8. Pour les mêmes motifs de fait que ceux exposés au point 6 de la présente ordonnance, eu égard à la faible durée du séjour habituel de Mme A en France et aux circonstances qu’elle soit célibataire, sans charge de famille et qu’elle n’établisse pas être dépourvue d’attaches dans son pays d’origine, le préfet de police de Paris n’a pas porté à son droit au respect de la vie privée et familiale une atteinte disproportionnée par rapport aux buts en vue desquels la décision contestée a été prise. Par suite, le moyen tiré de ce que cette décision méconnaîtrait les stipulations de l’article 8 de la convention européenne de sauvegarde des droits de l’homme et des libertés fondamentales doit être écarté.
9. En second lieu, pour les mêmes motifs de fait que ceux exposés aux points 6 et 8 de la présente ordonnance, le moyen tiré de ce que le préfet de police de Paris aurait entaché sa décision d’une erreur manifeste d’appréciation de la situation de Mme A doit être écarté.

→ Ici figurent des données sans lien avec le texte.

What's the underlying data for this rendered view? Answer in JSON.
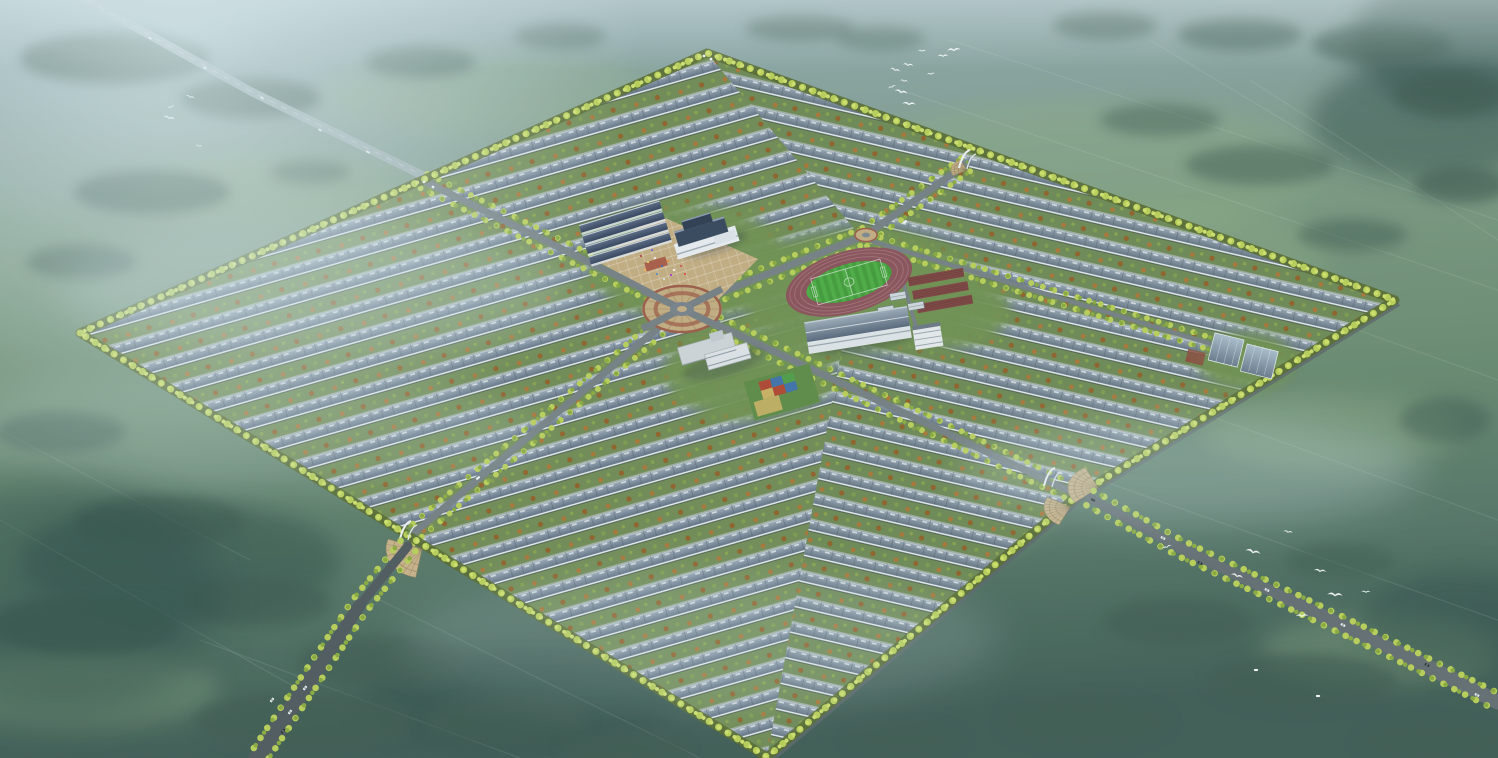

10. Il résulte de tout ce qui précède que la requête d’appel de Mme A est manifestement dépourvue de fondement et doit être rejetée en application du dernier alinéa de l’article R. 222-1 du code de justice administrative. Par voie de conséquence, les conclusions présentées à fin d’injonction ainsi que celles présentées au titre des dispositions de l’article L. 761-1 du code de justice administrative doivent, également, être rejetées.
ORDONNE :
Article 1er : La requête de Mme A est rejetée.
Article 2 : La présente ordonnance sera notifiée à Mme B A.
Copie en sera adressée au préfet de police de Paris.
Fait à Paris, le 20 novembre 2024.
Le président de la 5ème chambre,
A. BARTHEZ
La République mande et ordonne au ministre de l’intérieur en ce qui le concerne, ou à tous commissaires de justice à ce requis en ce qui concerne les voies de droit commun contre les parties privées, de pourvoir à l’exécution de la présente décision.